倍賞 夜も「おやすみ」ってLINEを送らないと、なんだか不安になってきちゃう今日この頃。

吉永 日常が止まってしまったなかで親しい人に伝えたいことって、意外と些細なことなんだよね。

倍賞 散歩の途中で買った花や、見つけた雑草の写真を送ったり、そんなどうでもいいようなこと。会話感覚でやりとりできるし、LINEを始めておいてよかった。

吉永 ある意味、今は非常時でしょう。非常時というのは、思いがけずいろいろなことが浮き彫りになる。この世に存在してくれているだけでありがたい人なんだと、改めて感じたよ。バカみたいな話でも、この人と共有したいなって思うから。

旅行で訪れた台湾でポーズをとる二人(写真提供:倍賞さん)

倍賞 そういえば私、これまでの人生で、浜辺で本を読んだことってなかったの。水着になったらすぐに海に入りたいタイプだから。だからみっちゃんがパラソルの下で本読んでいるのを見て……。

吉永 怪訝な顔をしてたよね。そんなふうに旅先で一緒に笑ったことや一緒にあきれ返ったこと、すべてが思い出になってる。そういう思い出をひとつひとつ共有していくと、共通の土壌がどんどん豊かになっていく。

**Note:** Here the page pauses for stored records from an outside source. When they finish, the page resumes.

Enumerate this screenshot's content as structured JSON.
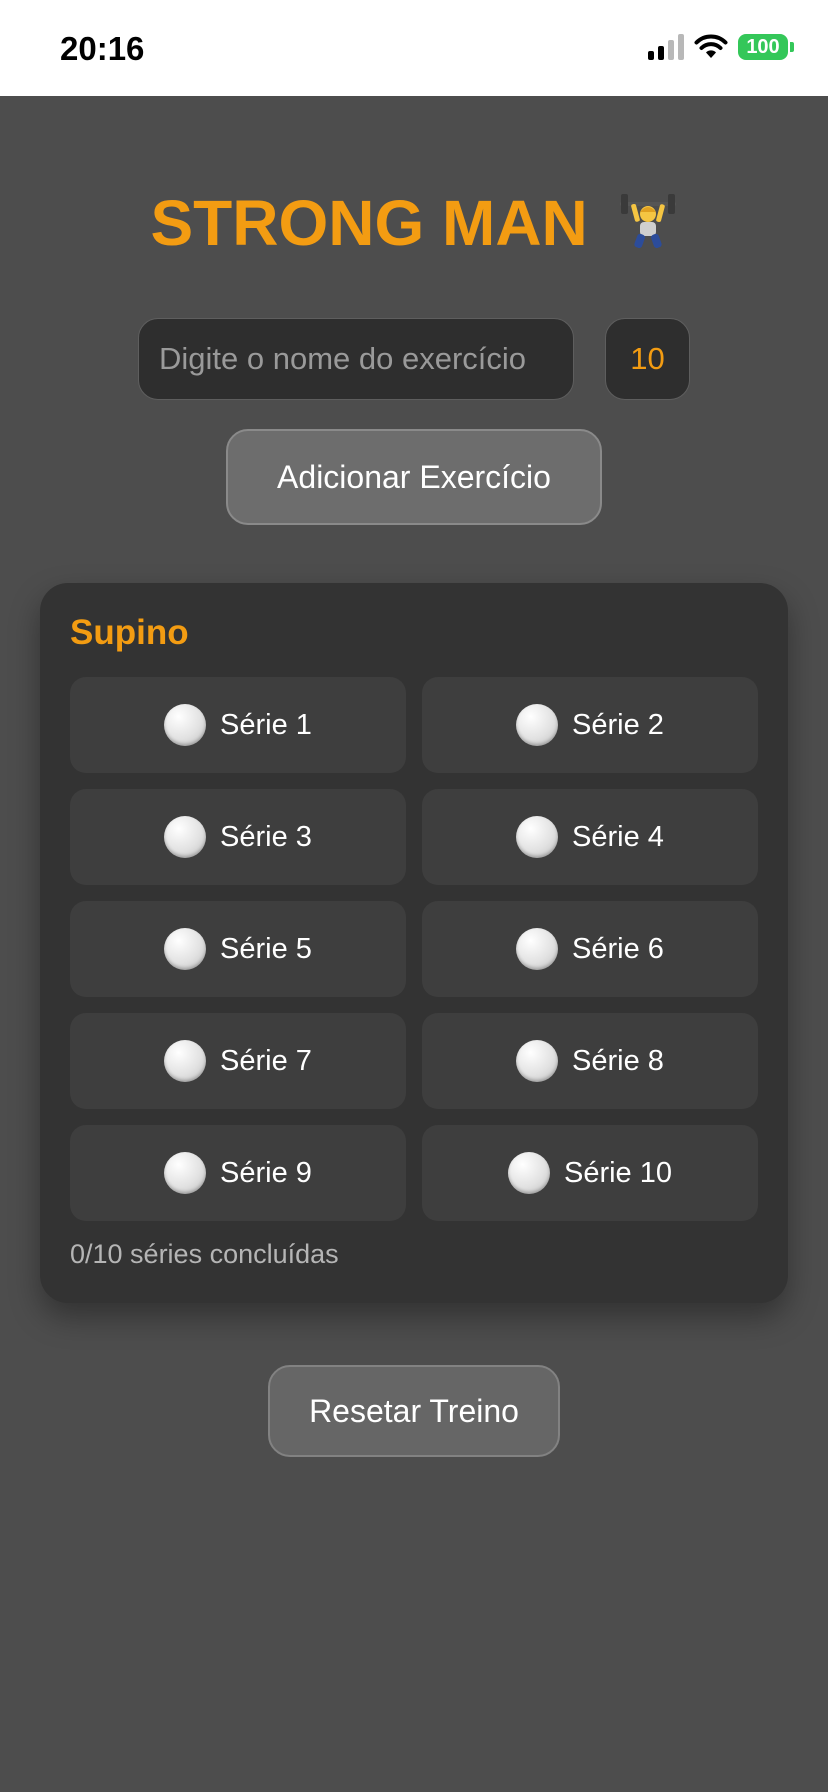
{
  "status_bar": {
    "time": "20:16",
    "battery": "100",
    "icons": [
      "signal-icon",
      "wifi-icon",
      "battery-icon"
    ]
  },
  "app": {
    "title": "STRONG MAN",
    "title_icon": "weightlifter-icon",
    "accent_color": "#f39c12"
  },
  "form": {
    "name_placeholder": "Digite o nome do exercício",
    "name_value": "",
    "sets_value": "10",
    "add_label": "Adicionar Exercício"
  },
  "exercise": {
    "name": "Supino",
    "series": [
      {
        "label": "Série 1",
        "done": false
      },
      {
        "label": "Série 2",
        "done": false
      },
      {
        "label": "Série 3",
        "done": false
      },
      {
        "label": "Série 4",
        "done": false
      },
      {
        "label": "Série 5",
        "done": false
      },
      {
        "label": "Série 6",
        "done": false
      },
      {
        "label": "Série 7",
        "done": false
      },
      {
        "label": "Série 8",
        "done": false
      },
      {
        "label": "Série 9",
        "done": false
      },
      {
        "label": "Série 10",
        "done": false
      }
    ],
    "progress": "0/10 séries concluídas"
  },
  "actions": {
    "reset_label": "Resetar Treino"
  }
}
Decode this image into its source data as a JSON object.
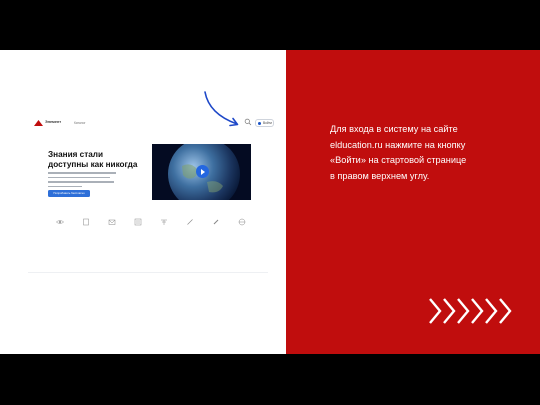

倍賞 だから、旅に行けないのはつらい。本当にコロナが、いろいろなことを変えてしまったね。

吉永 映画や芝居、コンサートに行くとか、生きる楽しみもすべてリスクになってしまった。こんなこと初めてだよ。

倍賞 人生の締めくくりの時期に、そういう生き方をよしとしなければならないなんて。

吉永 友達に会うことですらリスクならば、万一相手が感染していて、その結果自分にうつってもかまわないと思える人は誰だろう。逆にもし私が感染していたとしたら、絶対にうつしたくないのは、何があっても生きていてほしい人。するとその両者が一致してしまうわけだから、葛藤しちゃうよ。

倍賞 どれだけ気をつけていても、感染することはあるかもしれない。だから私は、気をつけて生活したうえで、防げなかったらその時は仕方がないとわりきる覚悟はある。そうでないと、人間としての生き方が失われてしまうもの。人間は切ったら血も出るし、しゃべりたいし、聞きたいし、歌うだろうし、踊るだろうし。そうして表現できるのが人間だと思うから。

吉永 命の次に大事なものは何なのか、問われているよね。私は独り者だし、千恵さんの存在を常に感じている。だから、私より長生きしてね。

倍賞 やだなあ。私のほうが年上だよ?

吉永 千恵さんがいないこの世は寂しいから。お願いだから、長生きして! 一緒にいい後半生を送ろうよ。